Senators Daschle and Johnson shared their dismay. Bill Clinton seemed to undercut every positive thing he accomplished, and political workers were left to twist and turn in the winds of hostility he generated. But as the field workers toiled on the memo, the senior staff members from Sen. Daschle's offices, his Senatorial office and his Democratic leadership office, weighed in. They pointed out that much legislation that Democrats had worked on would simply get lost if Clinton were to resign. They made a strong case for not letting important political objectives get lost in the raging scandal over Bill Clinton's personal life. Consequently, the memo was put on hold and was never sent. The proposed farm program, however, got displaced by the impeachment agenda and never received serious consideration in Congress. The exercises in hatred of Bill Clinton siphoned away the energy needed to reform the agricultural marketplace in a way that gives producers a voice in how it operates.

This story is typical of the Clinton presidency. Alan Ehrenhalt explores the near-inexplicable hatred of Bill Clinton in his New York Times review of John F. Harris' book on the the Clinton presidency, "The Survivor."

He writes:

MILLIONS of Americans despise Bill Clinton. They have done so since he became a presence in national politics in the early 1990's, and they continue to do so today, more than four years after his retirement from public office.

The passion of the Clinton haters is a phenomenon without equal in recent American politics. It is not based on any specific policies that Clinton promoted or implemented during his years in office. It is almost entirely personal. In its persistence and intensity, it goes far beyond anything that comparable numbers of people have felt about Jimmy Carter, Ronald Reagan or either of the presidents Bush. It surpasses even the liberals' longstanding detestation of Richard Nixon. The only political obsession comparable to it in the past century is the hatred that a significant minority of Americans felt for Franklin Delano Roosevelt.


Bill Clinton was a frustrating man to work for, even for those who never knew him personally. Like many people of genuine brilliance, he had personal traits that got in the way of his intelligence at times. Ehrenhalt notes, "Occasionally during the Clinton presidency, writers dredged up Scott Fitzgerald's definition of a first-rate intelligence: that of someone who could hold two opposed ideas in his head at the same time and still function. No one in the past century of American politics met that test better than Clinton." To know Bill Clinton, even as a field operatives remote from any personal contact with him, required the ability to carry opposing ideas about him in their heads.

John Harris' book does not shy away from Clinton's personal, often-devastating quirks of character, but it does manage to keep them from overshadowing the immense talents and intellect that made Bill Clinton the most effective politician of our time.

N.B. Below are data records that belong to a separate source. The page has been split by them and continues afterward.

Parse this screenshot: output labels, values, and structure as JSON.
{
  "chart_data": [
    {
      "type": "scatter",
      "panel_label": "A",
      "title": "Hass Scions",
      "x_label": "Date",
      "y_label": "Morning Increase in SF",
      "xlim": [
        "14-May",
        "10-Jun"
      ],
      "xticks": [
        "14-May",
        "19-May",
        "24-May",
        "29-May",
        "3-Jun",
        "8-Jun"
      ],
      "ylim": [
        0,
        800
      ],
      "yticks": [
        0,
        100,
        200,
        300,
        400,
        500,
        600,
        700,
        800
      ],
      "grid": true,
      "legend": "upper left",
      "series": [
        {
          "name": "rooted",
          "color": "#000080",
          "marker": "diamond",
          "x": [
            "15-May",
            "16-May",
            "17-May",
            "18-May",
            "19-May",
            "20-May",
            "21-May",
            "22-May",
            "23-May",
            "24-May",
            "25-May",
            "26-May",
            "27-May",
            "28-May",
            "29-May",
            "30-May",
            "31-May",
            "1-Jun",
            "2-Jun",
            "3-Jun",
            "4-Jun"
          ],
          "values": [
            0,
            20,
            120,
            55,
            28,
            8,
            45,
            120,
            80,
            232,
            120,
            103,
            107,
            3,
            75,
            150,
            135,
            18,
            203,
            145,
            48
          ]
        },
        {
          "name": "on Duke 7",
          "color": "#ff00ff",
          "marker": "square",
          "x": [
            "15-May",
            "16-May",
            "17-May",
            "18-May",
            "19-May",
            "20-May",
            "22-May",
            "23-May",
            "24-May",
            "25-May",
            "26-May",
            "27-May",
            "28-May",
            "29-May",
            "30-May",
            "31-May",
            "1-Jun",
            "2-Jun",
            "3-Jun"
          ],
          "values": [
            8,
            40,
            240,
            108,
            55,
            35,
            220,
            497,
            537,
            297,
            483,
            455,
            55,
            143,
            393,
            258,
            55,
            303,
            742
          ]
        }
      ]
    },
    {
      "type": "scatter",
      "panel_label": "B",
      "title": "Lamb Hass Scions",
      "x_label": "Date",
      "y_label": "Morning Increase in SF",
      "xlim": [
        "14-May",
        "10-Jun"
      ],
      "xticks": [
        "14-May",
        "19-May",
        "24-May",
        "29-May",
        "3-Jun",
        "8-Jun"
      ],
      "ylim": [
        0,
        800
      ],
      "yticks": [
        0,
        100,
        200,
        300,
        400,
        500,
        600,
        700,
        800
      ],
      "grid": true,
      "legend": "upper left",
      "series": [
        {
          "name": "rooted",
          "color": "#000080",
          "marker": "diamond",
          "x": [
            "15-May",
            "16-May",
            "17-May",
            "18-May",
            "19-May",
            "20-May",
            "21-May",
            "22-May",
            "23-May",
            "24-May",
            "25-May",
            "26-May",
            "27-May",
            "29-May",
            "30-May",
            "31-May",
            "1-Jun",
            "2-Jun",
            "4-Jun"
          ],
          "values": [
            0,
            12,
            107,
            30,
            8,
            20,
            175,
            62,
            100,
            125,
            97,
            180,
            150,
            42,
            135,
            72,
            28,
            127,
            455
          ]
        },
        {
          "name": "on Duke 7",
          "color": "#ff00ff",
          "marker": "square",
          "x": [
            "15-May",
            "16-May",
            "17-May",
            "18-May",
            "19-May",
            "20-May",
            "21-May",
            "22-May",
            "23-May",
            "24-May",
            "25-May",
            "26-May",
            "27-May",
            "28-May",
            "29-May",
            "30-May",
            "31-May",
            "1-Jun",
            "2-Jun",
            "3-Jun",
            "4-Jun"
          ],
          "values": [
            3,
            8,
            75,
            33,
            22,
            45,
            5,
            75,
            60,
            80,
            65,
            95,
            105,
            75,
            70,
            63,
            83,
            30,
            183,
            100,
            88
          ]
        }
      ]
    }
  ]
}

Neither Harris and Ehrenhalt come up with an explanation of the hatred that Bill Clinton inspired. That hatred carried over into the campaign of John Thune against Tom Daschle, and like Clinton, the Daschle-haters are getting more rabid in their invective. The haters won--narrowly, but they won. All one need do is look at the conservative blogs emanating from South Dakota to know that the major battle against mindless hatred lies before us. In the meantime, our task is not to let the hatred obscure what needs to be done to keep America as a place where good will and intelligence can prevail. And reading this book about Bill Clinton can define the task before us.